Hangi Batı, ne AB üyeliği, kim alır seni AB’ye, kim sayar seni Batı’da!? Kadınlar isyan halinde. Bildiriler, toplantılar, tweet’ler gümbür gümbür. Çok haklılar.
‘Gazeteci’ kılıklılara ders
-İKTİDARA geldiğinden beri Tayyip Erdoğan’ın sözünden gıdım dışına çıkmayan, ona yaranmak için Erdoğan’ın BM’deki konuşmasında boş salonu bilgisayar oyunuyla doldurmak dahil, her şeyi yapan Akşam ve Star’da üç yöneticinin Mehmet Ocaktan, Mustafa Karaalioğlu, Yusuf Ziya Cömert’in işlerine son veriliyor. Muhtemelen Erdoğan’ın bilgisi dahilinde. Çeşitli nedenleri var.
-Tasfiye AKP’deki çekişmenin uzantısı. Ekonomiyi yöneten üç bakan Ali Babacan, Mehmet Şimşek, Cevdet Yılmaz ile Erdoğan’ın arası iyi değil. Erdoğan’ın şimdilik cici çocuğu Yiğit Bulut AKP medyasında kendine yer edinmek istiyor, Babacan ve ekibine karşı. Gazete yöneticileri Erdoğan’a yakın ama, Bulut’a karşı, çekişme başlıyor.
-Gazeteler başarısız. Bir süre önce Rixos Grubu iktidar medyasına ortak oluyor. Rixos’un sahibi Fettah Tamince’ye genel yönetmenler karşı çıkıyor, “Sen bize karışma, biz parti komiseriyiz” edasıyla.
-Gazetelerin tirajları düşük ama, ücretler yüksek. Tamince itiraz ediyor, itirazını kimse dinlemiyor. Tamince muhtemelen gerçeği Erdoğan’a anlatıyor ve ortaklıktan çıkıyor.
-Erdoğan kendi medyasından memnun değil. Haber ve yazılardan dolayı bu yönetmenlere zaman zaman fırça atıyor. Bunların gazetecilik başarıları yok, ne kendilerinin ne yönettikleri gazetelerin.
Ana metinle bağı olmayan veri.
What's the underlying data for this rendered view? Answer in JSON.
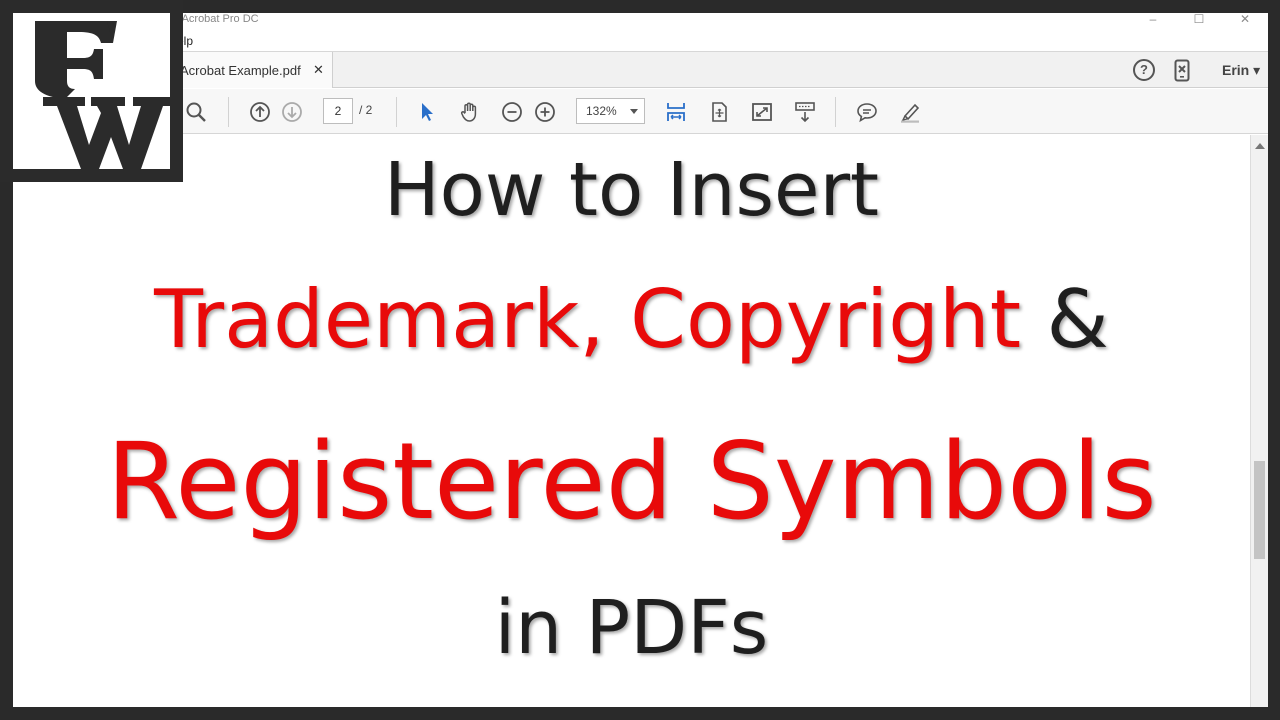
{
  "window": {
    "app_title": "e Acrobat Pro DC",
    "controls": {
      "minimize": "–",
      "maximize": "☐",
      "close": "✕"
    }
  },
  "menu": {
    "help_label": "elp"
  },
  "tab": {
    "document_name": "Acrobat Example.pdf",
    "close_glyph": "✕"
  },
  "header_right": {
    "help_glyph": "?",
    "user_name": "Erin ▾"
  },
  "toolbar": {
    "page_current": "2",
    "page_total": "/  2",
    "zoom": "132%"
  },
  "document": {
    "line1": "How to Insert",
    "line2_part1": "Trademark, ",
    "line2_part2": "Copyright ",
    "line2_part3": "&",
    "line3": "Registered Symbols",
    "line4": "in PDFs"
  },
  "logo": {
    "letters": "EW"
  },
  "colors": {
    "title_dark": "#1f1f1f",
    "title_red": "#e80a0a",
    "accent_blue": "#2a6fc9"
  },
  "icons": [
    "search-icon",
    "arrow-up-circle-icon",
    "arrow-down-circle-icon",
    "select-cursor-icon",
    "hand-tool-icon",
    "zoom-out-icon",
    "zoom-in-icon",
    "fit-width-icon",
    "fit-page-icon",
    "full-screen-icon",
    "read-mode-icon",
    "comment-icon",
    "highlight-pen-icon",
    "help-icon",
    "mobile-link-icon"
  ]
}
-Yaranma yarışı bir şey ifade etmiyor. Bu üç kişi de, her fırsatta AKP’yi, özellikle Erdoğan’ı cansiperane savunuyor. Erdoğan’ın istemediği gazetecileri işten atıyor ama, sonunda kendileri atılıyor. İbretlik durum.
-Gazetecilik ve particilik birbirine karışıyor. Üçünde de, gazetecilik geride, particilik önde. Hatta, parti içinde taraf olmak, parti militanı tavrıyla.
-Diğerlerine küpe. Bu tasfiye o medyadaki gazeteci kılıklı diğer militanlara ders olsun.